Georgia Railway & Power Co. v. Tribble

29 Ga. App. 575 | Ga. Ct. App. | 1923

Stephens, J.

1. Where a petition in a suit for personal injuries alleges that the plaintiff “ on approaching ” a certain described crossing and “ at and before he approached said crossing ” did certain things, and was injured in a described manner because the automobile in which he was at the time being conveyed was run into by an. approaching street-car belonging to the defendant, there is no fatal variance, and the plaintiff proves his case as laid, where the evidence is to the effect that the automobile was within 150 feet of the crossing when it was struck by the defendant’s street-car, which continued to run, after hitting the plaintiff’s automobile, until it reached the crossing.

2. An instruction to the jury a second time, at another place in the charge, after an instruction upon other matters had intervened, as to the plaintiff’s right to recover a certain element of damages, as for diminished capacity to labor and earn money, can not be held to be an instruction that the jury would be authorized to find a double recovery for such damage.

3. In charging upon the plaintiff’s right to recover for a diminished capacity to labor and earn money, where the court instructs the jury that it is a question for them to determine “ what was the diminution of his capacity to labor and earn money,” and, if they find that such capacity has been diminished, that the plaintiff would not be entitled to recover the gross amount which he lost by reason of the injuries for a lifetime, but the amount would be reduced to the present cash value of such sum you find to be his gross loss by reason, of this diminished power or capacity to labor, if you find that such exists,” the court did not, either in the expression “which he lost by reason of the injuries for a lifetime,” or in any other language therein, express an opinion that the plaintiff’s diminution of capacity to labor and earn money was permanent and would continue for the remainder of the plaintiff’s lifetime.

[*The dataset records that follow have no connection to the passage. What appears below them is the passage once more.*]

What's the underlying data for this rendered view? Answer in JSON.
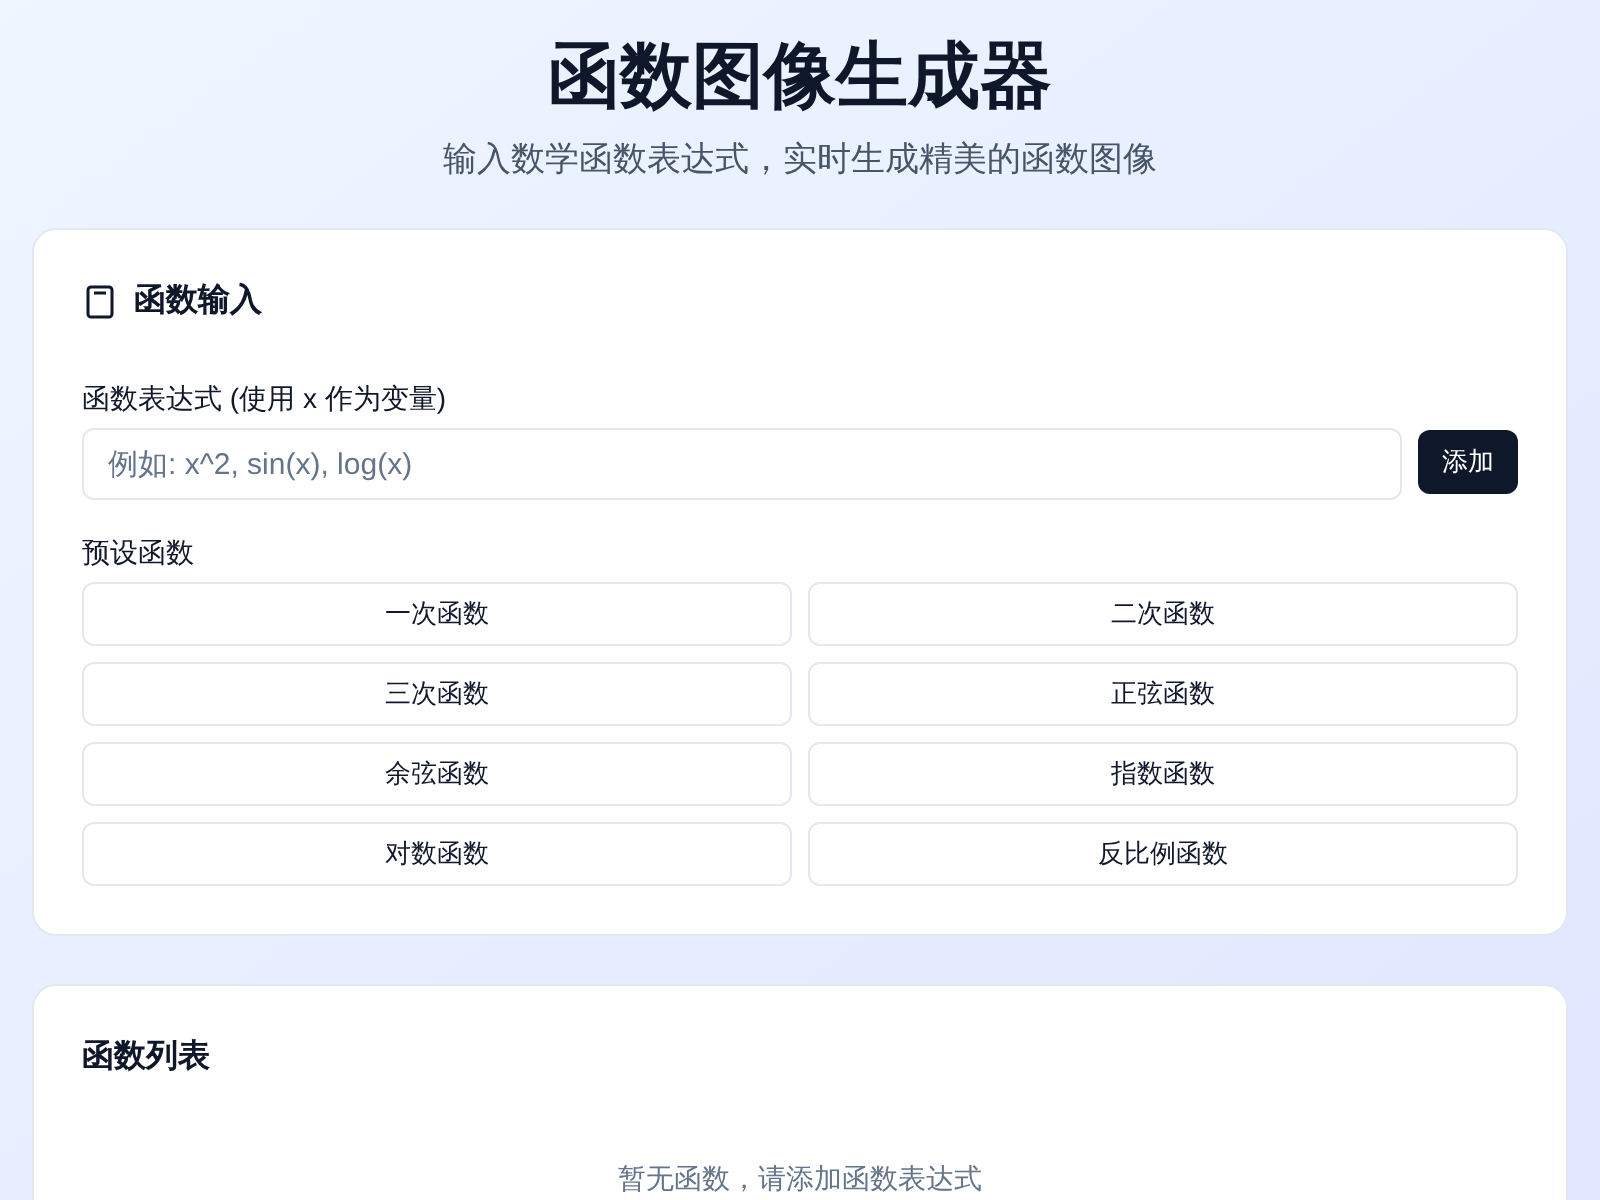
{
  "header": {
    "title": "函数图像生成器",
    "subtitle": "输入数学函数表达式，实时生成精美的函数图像"
  },
  "input_card": {
    "title": "函数输入",
    "field_label": "函数表达式 (使用 x 作为变量)",
    "placeholder": "例如: x^2, sin(x), log(x)",
    "add_button": "添加",
    "presets_label": "预设函数",
    "presets": [
      "一次函数",
      "二次函数",
      "三次函数",
      "正弦函数",
      "余弦函数",
      "指数函数",
      "对数函数",
      "反比例函数"
    ]
  },
  "list_card": {
    "title": "函数列表",
    "empty_message": "暂无函数，请添加函数表达式"
  }
}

This last expression from the charge amounted to no more than a statement of the law applicable to a reduction to a cash valuation of whatever gross amount may be found as representing the plaintiff’s permanent incapacity to labor. See, in this connection', Yarborough v. State, 86 Ga. 396 (2) (12 S. E. 650).

4. The above-quoted language from the charge of the court clearly shows that the court instructed the jury that the extent of the plaintiff’s diminution of capacity to labor and earn money was for them to determine, and the charge is not subject to the objection that the court nowhere instructed the jury that in “ considering the question of alleged diminution of plaintiff’s capacity to labor and earn money they should determine from the evidence the length of time said alleged diminution would continue.”

5. The present cash value of an annuity of $1 for any given age, as $9,205. for the age 53 as laid down in the Carlisle mortality table (70 Ga. 847), is based upon an-absolute and definite expectancy in life of a person of that age, which expectancy, according to the Carlisle table, is 18.97 years. This result, being calculated from a fixed age and a fixed expectancy, is of course absolutely fixed and mathematically determinable with fixed *576accuracy; but since no particular individual of a certain age (as the plaintiff, who the evidence shows was at the time of the injury 53 years of age) has a fixed and definitely determined expectancy in life, the present cash value of $1 for a person of the plaintiff’s age, when applied to the plaintiff himself, can not be determined to a fixed and mathematical certainty. The court therefore did not err in instructing the jury that, in using this table to ascertain the present cash value of an annuity of $1 as applied to the plaintiff, whether “ that [the present cash value of an annuity of $1 as represented by the table for a person of a certain, age] correctly represents the value or not is a matter for you to say. You can adopt this table, or you can increase or diminish the figures there shown, if you find the truth to be otherwise than as stated in the table.”

Decided February 14, 1923. Colquitt & Conyers, for plaintiff in error. Bond Almand, Harwell, Fairman & Barrett, contra.

6. It appearing from the evidence that the plaintiff received severe personal injuries which the jury were authorized to believe were permanent, and that the automobile in which he was being conveyed was badly wrecked, for all of which damages were asked, including damages for plaintiff’s pain and suffering and the shock to the nervous system, etc., it can not as a matter of law be held by this court that the verdict for the plaintiff, of $3,350, was excessive, or that the trial judge abused his discretion in overruling the motion for a new trial upon this ground. While a.verdict for the plaintiff in a certain sum is not necessarily predicated upon the negligence of the defendant alone, but may be reduced in proportion to the negligence of the plaintiff to that of the defendant, and while such a verdict so predicated may be excessive even when the amount found is below the actual and undisputed amount representing the damage suffered, this court, in determining whether or not the particular verdict rendered is excessive, is confined to an inquiry as to whether or not it is beyond what the jury could have found upon the defendant’s negligence alone, where, as in this case, it is within the province of the jury to determine to what extent, if any, the plaintiff’s negligence may have been a contributing cause to the injury.

7. The evidence supporting the verdict rendered for the plaintiff and no error of law appearing, the court did not err in overruling the defendant’s motion for a. new trial.

Judgment affirmed.

Jenlcins, P. J. and Bell, J., concur.